In other cases, there is a failure to authenticate eligibility of Medicare beneficiaries. Providers bent on committing fraud can submit claims for individuals who are either dead or in prison, for example. And there is the “fat thumb syndrome”: data that are entered incorrectly into a billing system by simply pressing the wrong key, or placing the decimal point in the wrong location.

Fixing Medicare Fraud, Waste and Abuse

The new administration will inherit several strategies already deployed to combat Medicare fraud. One strategy is to make the perpetration of fraud simply too expensive for the prospective fraudster. A program of pre-claim review for home care providers was piloted in Illinois in the summer of 2016. The idea was to raise the barriers to payment so high that only legitimate providers would be willing to scale them. The problem with this approach is that delivery of Medicare services becomes too expensive for the legitimate actors as well. The Illinois program immediately ran into opposition, particularly from seniors, who worried that delayed claims would slow delivery of needed services. As a result, the four other states that had planned their own pilot programs postponed implementation.

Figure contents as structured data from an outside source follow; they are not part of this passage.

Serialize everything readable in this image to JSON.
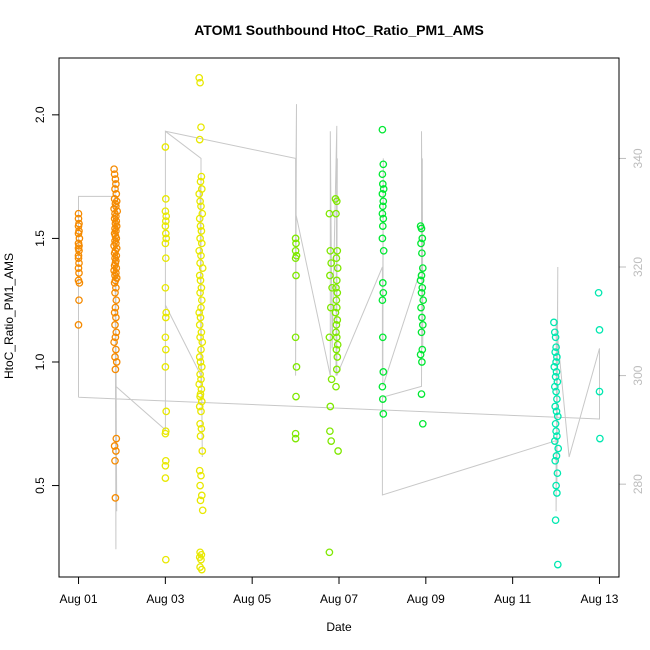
{
  "chart_data": {
    "type": "scatter",
    "title": "ATOM1 Southbound HtoC_Ratio_PM1_AMS",
    "xlabel": "Date",
    "ylabel": "HtoC_Ratio_PM1_AMS",
    "x_ticks": [
      "Aug 01",
      "Aug 03",
      "Aug 05",
      "Aug 07",
      "Aug 09",
      "Aug 11",
      "Aug 13"
    ],
    "x_tick_values": [
      1,
      3,
      5,
      7,
      9,
      11,
      13
    ],
    "xlim": [
      0.55,
      13.45
    ],
    "y_ticks": [
      "0.5",
      "1.0",
      "1.5",
      "2.0"
    ],
    "y_tick_values": [
      0.5,
      1.0,
      1.5,
      2.0
    ],
    "ylim": [
      0.13,
      2.23
    ],
    "right_axis": {
      "ticks": [
        "280",
        "300",
        "320",
        "340"
      ],
      "tick_values": [
        280,
        300,
        320,
        340
      ],
      "lim": [
        262.9,
        358.5
      ],
      "color": "#bdbdbd"
    },
    "grid": false,
    "legend": "none",
    "series": [
      {
        "color": "#f58a00",
        "x": [
          1.0,
          1.0,
          1.01,
          1.0,
          1.01,
          1.0,
          1.02,
          1.0,
          1.01,
          1.0,
          1.01,
          1.0,
          1.0,
          1.01,
          1.0,
          1.01,
          1.0,
          1.02,
          1.01,
          1.0,
          1.82,
          1.83,
          1.85,
          1.86,
          1.84,
          1.87,
          1.83,
          1.88,
          1.85,
          1.86,
          1.82,
          1.89,
          1.84,
          1.86,
          1.83,
          1.87,
          1.85,
          1.88,
          1.84,
          1.86,
          1.83,
          1.85,
          1.87,
          1.84,
          1.86,
          1.82,
          1.88,
          1.85,
          1.83,
          1.87,
          1.84,
          1.86,
          1.85,
          1.83,
          1.87,
          1.82,
          1.86,
          1.84,
          1.88,
          1.85,
          1.83,
          1.86,
          1.84,
          1.87,
          1.85,
          1.83,
          1.86,
          1.84,
          1.87,
          1.85,
          1.82,
          1.86,
          1.84,
          1.88,
          1.85,
          1.87,
          1.83,
          1.86,
          1.84,
          1.85
        ],
        "y": [
          1.6,
          1.58,
          1.56,
          1.55,
          1.53,
          1.52,
          1.5,
          1.48,
          1.47,
          1.46,
          1.45,
          1.43,
          1.42,
          1.4,
          1.38,
          1.36,
          1.33,
          1.32,
          1.25,
          1.15,
          1.78,
          1.76,
          1.74,
          1.72,
          1.7,
          1.68,
          1.66,
          1.65,
          1.64,
          1.63,
          1.62,
          1.61,
          1.6,
          1.59,
          1.58,
          1.57,
          1.56,
          1.55,
          1.54,
          1.53,
          1.52,
          1.51,
          1.5,
          1.49,
          1.48,
          1.47,
          1.46,
          1.45,
          1.44,
          1.43,
          1.42,
          1.41,
          1.4,
          1.39,
          1.38,
          1.37,
          1.36,
          1.35,
          1.34,
          1.33,
          1.32,
          1.3,
          1.28,
          1.25,
          1.22,
          1.2,
          1.18,
          1.15,
          1.12,
          1.1,
          1.08,
          1.05,
          1.02,
          1.0,
          0.97,
          0.69,
          0.66,
          0.64,
          0.6,
          0.45
        ]
      },
      {
        "color": "#e8e800",
        "x": [
          3.0,
          3.01,
          3.0,
          3.02,
          3.01,
          3.0,
          3.01,
          3.02,
          3.0,
          3.01,
          3.0,
          3.02,
          3.01,
          3.0,
          3.01,
          3.0,
          3.02,
          3.01,
          3.0,
          3.01,
          3.0,
          3.0,
          3.01,
          3.78,
          3.8,
          3.82,
          3.79,
          3.83,
          3.81,
          3.84,
          3.78,
          3.8,
          3.82,
          3.85,
          3.79,
          3.81,
          3.83,
          3.8,
          3.84,
          3.78,
          3.82,
          3.8,
          3.86,
          3.79,
          3.81,
          3.83,
          3.8,
          3.84,
          3.82,
          3.78,
          3.81,
          3.79,
          3.83,
          3.8,
          3.85,
          3.82,
          3.79,
          3.81,
          3.84,
          3.8,
          3.82,
          3.78,
          3.83,
          3.81,
          3.8,
          3.84,
          3.79,
          3.82,
          3.8,
          3.83,
          3.81,
          3.85,
          3.79,
          3.82,
          3.8,
          3.84,
          3.81,
          3.86,
          3.8,
          3.83,
          3.79,
          3.82,
          3.8,
          3.84
        ],
        "y": [
          1.87,
          1.66,
          1.61,
          1.59,
          1.57,
          1.55,
          1.52,
          1.5,
          1.48,
          1.42,
          1.3,
          1.2,
          1.18,
          1.1,
          1.05,
          0.98,
          0.8,
          0.72,
          0.71,
          0.6,
          0.58,
          0.53,
          0.2,
          2.15,
          2.13,
          1.95,
          1.9,
          1.75,
          1.73,
          1.7,
          1.68,
          1.65,
          1.63,
          1.6,
          1.58,
          1.55,
          1.53,
          1.5,
          1.48,
          1.45,
          1.43,
          1.4,
          1.38,
          1.35,
          1.33,
          1.3,
          1.28,
          1.25,
          1.22,
          1.2,
          1.18,
          1.15,
          1.12,
          1.1,
          1.08,
          1.05,
          1.02,
          1.0,
          0.98,
          0.95,
          0.93,
          0.91,
          0.89,
          0.87,
          0.86,
          0.84,
          0.82,
          0.8,
          0.75,
          0.73,
          0.7,
          0.64,
          0.56,
          0.54,
          0.5,
          0.46,
          0.44,
          0.4,
          0.23,
          0.22,
          0.21,
          0.2,
          0.17,
          0.16
        ]
      },
      {
        "color": "#7fe800",
        "x": [
          6.0,
          6.01,
          6.0,
          6.02,
          6.0,
          6.01,
          6.0,
          6.02,
          6.01,
          6.0,
          6.0,
          6.78,
          6.8,
          6.82,
          6.79,
          6.84,
          6.81,
          6.78,
          6.83,
          6.8,
          6.79,
          6.82,
          6.78,
          6.92,
          6.95,
          6.93,
          6.96,
          6.94,
          6.97,
          6.95,
          6.93,
          6.96,
          6.94,
          6.95,
          6.92,
          6.96,
          6.94,
          6.93,
          6.95,
          6.97,
          6.94,
          6.96,
          6.95,
          6.93,
          6.98
        ],
        "y": [
          1.5,
          1.48,
          1.45,
          1.43,
          1.42,
          1.35,
          1.1,
          0.98,
          0.86,
          0.71,
          0.69,
          1.6,
          1.45,
          1.4,
          1.35,
          1.3,
          1.22,
          1.1,
          0.93,
          0.82,
          0.72,
          0.68,
          0.23,
          1.66,
          1.65,
          1.6,
          1.45,
          1.42,
          1.38,
          1.33,
          1.3,
          1.28,
          1.25,
          1.22,
          1.2,
          1.17,
          1.15,
          1.12,
          1.1,
          1.07,
          1.05,
          1.02,
          0.97,
          0.9,
          0.64
        ]
      },
      {
        "color": "#00e832",
        "x": [
          8.0,
          8.02,
          8.0,
          8.01,
          8.03,
          8.0,
          8.02,
          8.01,
          8.0,
          8.02,
          8.01,
          8.0,
          8.03,
          8.01,
          8.02,
          8.0,
          8.01,
          8.02,
          8.0,
          8.01,
          8.02,
          8.88,
          8.9,
          8.92,
          8.89,
          8.91,
          8.93,
          8.9,
          8.88,
          8.92,
          8.9,
          8.94,
          8.89,
          8.91,
          8.93,
          8.9,
          8.92,
          8.88,
          8.91,
          8.9,
          8.93
        ],
        "y": [
          1.94,
          1.8,
          1.76,
          1.72,
          1.7,
          1.68,
          1.65,
          1.63,
          1.6,
          1.58,
          1.55,
          1.5,
          1.45,
          1.32,
          1.28,
          1.25,
          1.1,
          0.96,
          0.9,
          0.85,
          0.79,
          1.55,
          1.54,
          1.5,
          1.48,
          1.44,
          1.38,
          1.35,
          1.33,
          1.3,
          1.28,
          1.25,
          1.22,
          1.18,
          1.15,
          1.12,
          1.05,
          1.03,
          1.0,
          0.87,
          0.75
        ]
      },
      {
        "color": "#00e8b0",
        "x": [
          11.95,
          11.97,
          11.99,
          12.0,
          11.98,
          12.02,
          12.0,
          11.96,
          12.01,
          11.99,
          12.03,
          11.97,
          12.0,
          12.02,
          11.98,
          12.01,
          12.04,
          11.99,
          12.0,
          12.02,
          11.97,
          12.05,
          12.01,
          11.98,
          12.03,
          12.0,
          12.02,
          11.99,
          12.04,
          12.98,
          13.0,
          13.0,
          13.01
        ],
        "y": [
          1.16,
          1.12,
          1.1,
          1.06,
          1.04,
          1.02,
          1.0,
          0.98,
          0.96,
          0.94,
          0.92,
          0.9,
          0.88,
          0.85,
          0.82,
          0.8,
          0.78,
          0.75,
          0.72,
          0.7,
          0.68,
          0.65,
          0.62,
          0.6,
          0.55,
          0.5,
          0.47,
          0.36,
          0.18,
          1.28,
          1.13,
          0.88,
          0.69
        ]
      }
    ],
    "background_trace": {
      "color": "#c8c8c8",
      "axis": "right",
      "x": [
        1.0,
        1.0,
        1.86,
        1.86,
        1.84,
        1.88,
        1.85,
        1.86,
        3.0,
        3.0,
        3.82,
        3.82,
        3.8,
        3.85,
        3.82,
        3.82,
        3.0,
        3.0,
        6.0,
        6.0,
        6.02,
        6.0,
        6.8,
        6.8,
        6.84,
        6.95,
        6.93,
        6.96,
        6.95,
        6.95,
        8.0,
        8.0,
        8.02,
        8.01,
        8.9,
        8.9,
        8.93,
        8.92,
        8.9,
        8.0,
        8.0,
        12.0,
        12.0,
        12.04,
        12.02,
        12.0,
        12.3,
        13.0,
        13.0,
        1.0
      ],
      "y": [
        296,
        333,
        333,
        268,
        336,
        275,
        330,
        298,
        290,
        345,
        340,
        298,
        335,
        285,
        312,
        300,
        313,
        345,
        340,
        300,
        350,
        330,
        300,
        345,
        305,
        346,
        300,
        340,
        310,
        300,
        320,
        300,
        340,
        298,
        320,
        345,
        305,
        340,
        298,
        296,
        278,
        288,
        275,
        320,
        280,
        310,
        285,
        305,
        292,
        296
      ]
    }
  }
}
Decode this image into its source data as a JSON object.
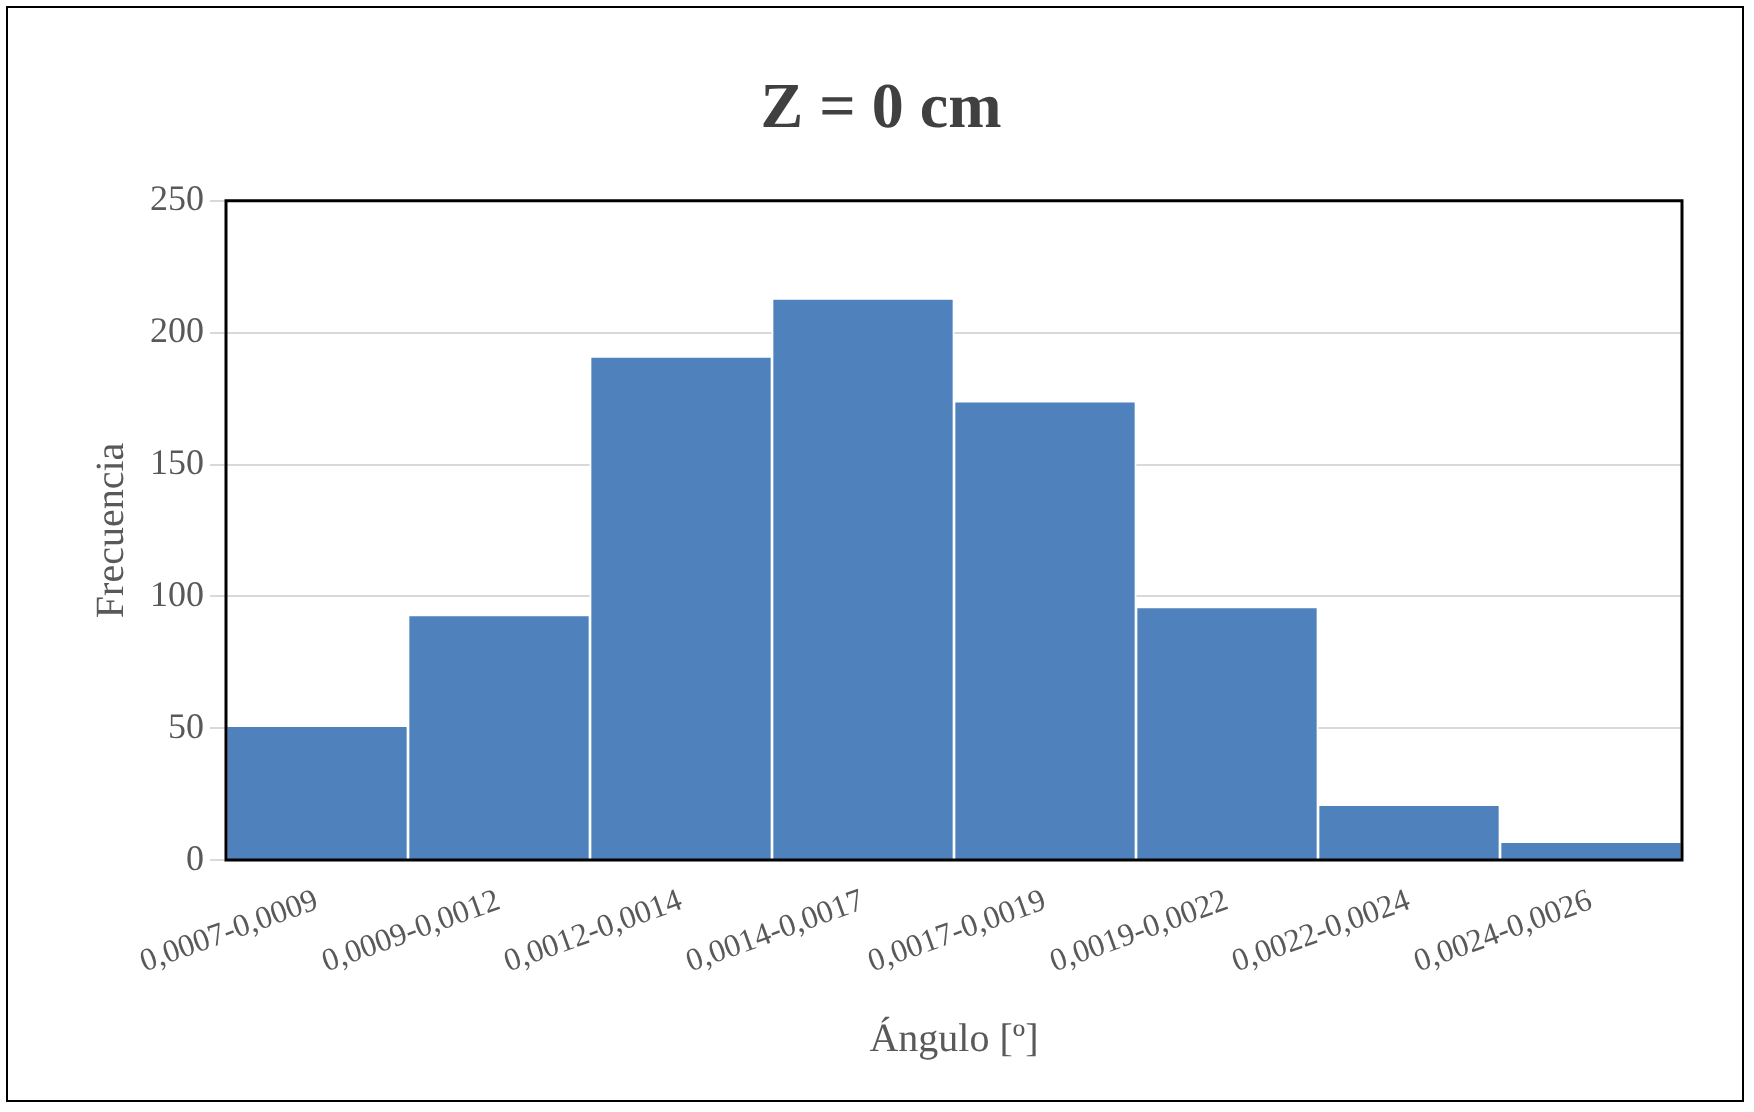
{
  "chart_data": {
    "type": "bar",
    "title": "Z = 0 cm",
    "xlabel": "Ángulo [º]",
    "ylabel": "Frecuencia",
    "categories": [
      "0,0007-0,0009",
      "0,0009-0,0012",
      "0,0012-0,0014",
      "0,0014-0,0017",
      "0,0017-0,0019",
      "0,0019-0,0022",
      "0,0022-0,0024",
      "0,0024-0,0026"
    ],
    "values": [
      51,
      93,
      191,
      213,
      174,
      96,
      21,
      7
    ],
    "color": "#4f81bd",
    "ylim": [
      0,
      250
    ],
    "yticks": [
      0,
      50,
      100,
      150,
      200,
      250
    ],
    "grid": "y"
  }
}
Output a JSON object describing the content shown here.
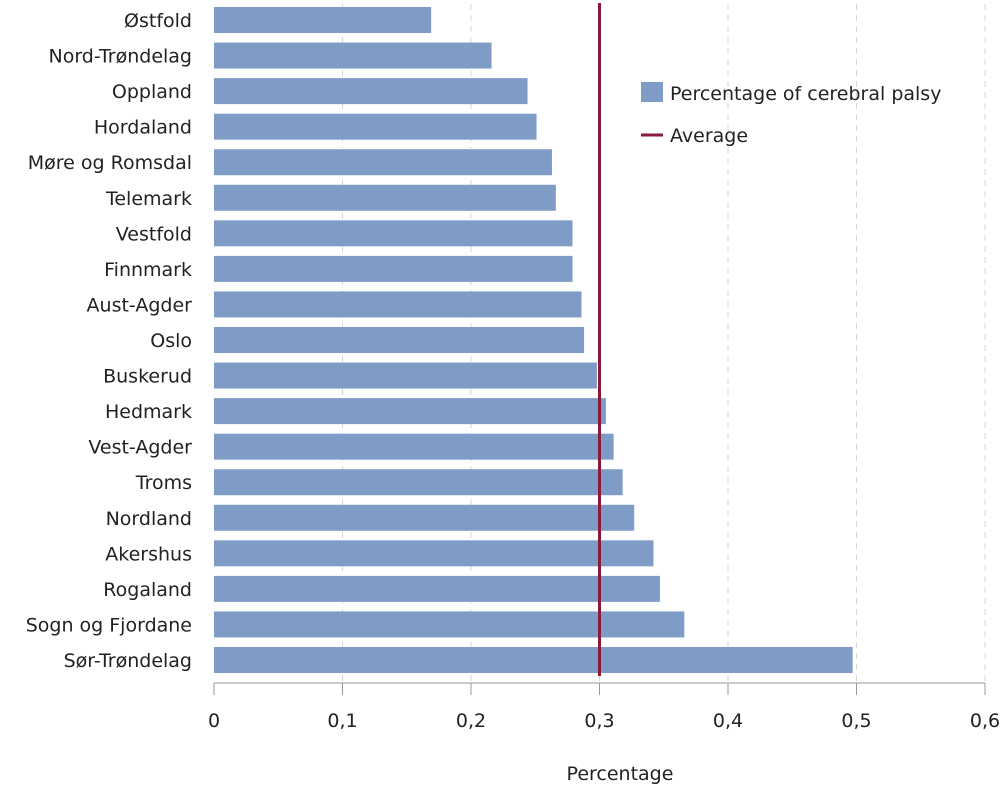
{
  "chart_data": {
    "type": "bar",
    "orientation": "horizontal",
    "title": "",
    "xlabel": "Percentage",
    "ylabel": "",
    "xlim": [
      0,
      0.6
    ],
    "xticks": [
      0,
      0.1,
      0.2,
      0.3,
      0.4,
      0.5,
      0.6
    ],
    "xtick_labels": [
      "0",
      "0,1",
      "0,2",
      "0,3",
      "0,4",
      "0,5",
      "0,6"
    ],
    "grid": "vertical dashed",
    "legend_position": "top-right",
    "categories": [
      "Østfold",
      "Nord-Trøndelag",
      "Oppland",
      "Hordaland",
      "Møre og Romsdal",
      "Telemark",
      "Vestfold",
      "Finnmark",
      "Aust-Agder",
      "Oslo",
      "Buskerud",
      "Hedmark",
      "Vest-Agder",
      "Troms",
      "Nordland",
      "Akershus",
      "Rogaland",
      "Sogn og Fjordane",
      "Sør-Trøndelag"
    ],
    "series": [
      {
        "name": "Percentage of cerebral palsy",
        "color": "#7f9cc6",
        "values": [
          0.169,
          0.216,
          0.244,
          0.251,
          0.263,
          0.266,
          0.279,
          0.279,
          0.286,
          0.288,
          0.298,
          0.305,
          0.311,
          0.318,
          0.327,
          0.342,
          0.347,
          0.366,
          0.497
        ]
      }
    ],
    "reference_line": {
      "name": "Average",
      "value": 0.3,
      "color": "#8b1a3a"
    }
  }
}
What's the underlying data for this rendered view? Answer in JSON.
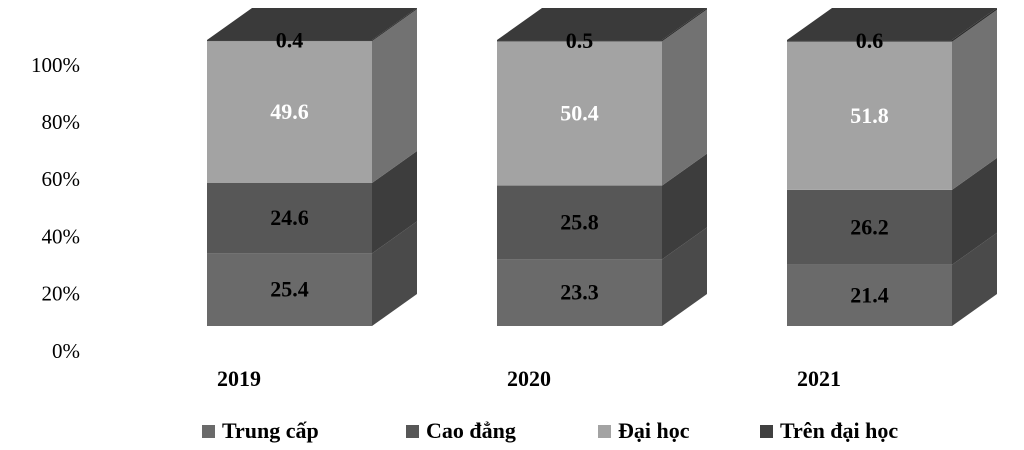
{
  "chart_data": {
    "type": "stacked-bar-3d",
    "categories": [
      "2019",
      "2020",
      "2021"
    ],
    "series": [
      {
        "name": "Trung cấp",
        "color": "#6a6a6a",
        "label_color": "#000000",
        "values": [
          25.4,
          23.3,
          21.4
        ]
      },
      {
        "name": "Cao đẳng",
        "color": "#575757",
        "label_color": "#000000",
        "values": [
          24.6,
          25.8,
          26.2
        ]
      },
      {
        "name": "Đại học",
        "color": "#a3a3a3",
        "label_color": "#ffffff",
        "values": [
          49.6,
          50.4,
          51.8
        ]
      },
      {
        "name": "Trên đại học",
        "color": "#404040",
        "label_color": "#000000",
        "values": [
          0.4,
          0.5,
          0.6
        ]
      }
    ],
    "ylim": [
      0,
      100
    ],
    "yticks": [
      {
        "value": 0,
        "label": "0%"
      },
      {
        "value": 20,
        "label": "20%"
      },
      {
        "value": 40,
        "label": "40%"
      },
      {
        "value": 60,
        "label": "60%"
      },
      {
        "value": 80,
        "label": "80%"
      },
      {
        "value": 100,
        "label": "100%"
      }
    ],
    "legend": "bottom"
  }
}
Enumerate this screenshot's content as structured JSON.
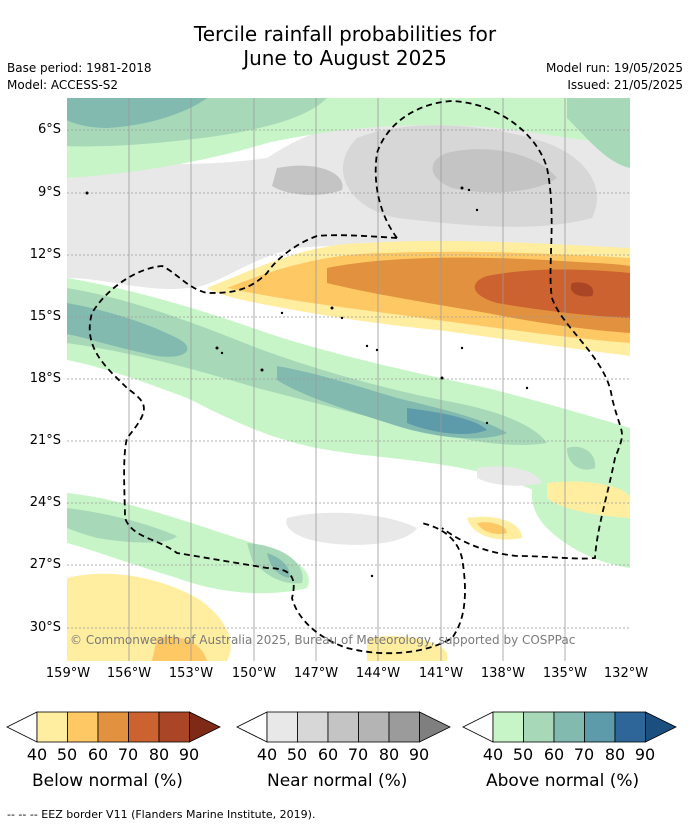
{
  "header": {
    "title_line1": "Tercile rainfall probabilities for",
    "title_line2": "June to August 2025",
    "base_period": "Base period: 1981-2018",
    "model": "Model: ACCESS-S2",
    "model_run": "Model run: 19/05/2025",
    "issued": "Issued: 21/05/2025"
  },
  "map": {
    "latitude_labels": [
      "6°S",
      "9°S",
      "12°S",
      "15°S",
      "18°S",
      "21°S",
      "24°S",
      "27°S",
      "30°S"
    ],
    "longitude_labels": [
      "159°W",
      "156°W",
      "153°W",
      "150°W",
      "147°W",
      "144°W",
      "141°W",
      "138°W",
      "135°W",
      "132°W"
    ],
    "copyright": "© Commonwealth of Australia 2025, Bureau of Meteorology, supported by COSPPac",
    "colors": {
      "below": [
        "#ffeda0",
        "#fec965",
        "#e2923f",
        "#cc6230",
        "#aa4526",
        "#7f2a17"
      ],
      "near": [
        "#e8e8e8",
        "#d7d7d7",
        "#c4c4c4",
        "#b4b4b4",
        "#9b9b9b",
        "#7f7f7f"
      ],
      "above": [
        "#c7f5c7",
        "#a7d9b9",
        "#82bab0",
        "#5d9aaa",
        "#2f6699",
        "#1b4f80"
      ]
    }
  },
  "legend": {
    "ticks": [
      "40",
      "50",
      "60",
      "70",
      "80",
      "90"
    ],
    "below_title": "Below normal (%)",
    "near_title": "Near normal (%)",
    "above_title": "Above normal (%)"
  },
  "footer": {
    "eez_note": "-- -- -- EEZ border V11 (Flanders Marine Institute, 2019)."
  }
}
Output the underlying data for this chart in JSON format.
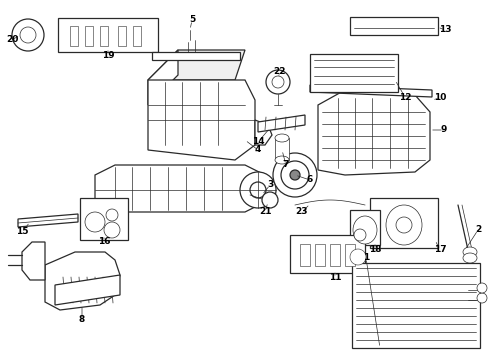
{
  "bg_color": "#ffffff",
  "line_color": "#2a2a2a",
  "label_color": "#000000",
  "fig_w": 4.89,
  "fig_h": 3.6,
  "dpi": 100
}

Another, more focused approach would be to utilize big data to analyze claims and locate statistical outliers to pursue. The Department of Health and Human Services Office of the Inspector General is in the process of implementing such an approach. The idea is to streamline the process of submitting and paying Medicare claims while focusing on elimination of the bad actors.

White Hat, Black Hat

The Federal government spends a lot of money hiring smart analysts whose job it is to outsmart fraudsters and create mechanisms to identify fraud. Occasionally, in some high-profile cases, the feds find the bad guys. This might be called “white hat” fraud detection. Corporate America goes one step further by hiring “black hat” hackers, those whose cyber activities may not be strictly legal. The idea is that to catch a hacker you need to think like a hacker. The same approach might be considered to stay ahead of Medicare fraudsters.

Safety in Numbers

One advantage that seniors have over those who would commit fraud on their behalf is that the seniors far outnumber the fraudsters. Seniors enjoy the advantage of having time to devote to the effort of stopping Medicare fraud. Over the years, seniors have proven to be essential contributors to Neighborhood Watch, helping to preserve the safety of their own neighborhoods.

The model of community vigilance may be applied to the prosecution of Medicare fraud as well. One key addition to the model is total transparency: allowing seniors and their physicians to “see” all the players involved in the process of delivering a Medicare service. This includes keeping the price transparent for all to see as well. At any stage of the transaction, if one of the parties attempts to deliver an unneeded service, or fails to deliver a service as promised, the other parties will know it right away. It is advantageous to have many pairs of eyes on the lookout for a few dishonest partners, even if those eyes are wearing bifocals.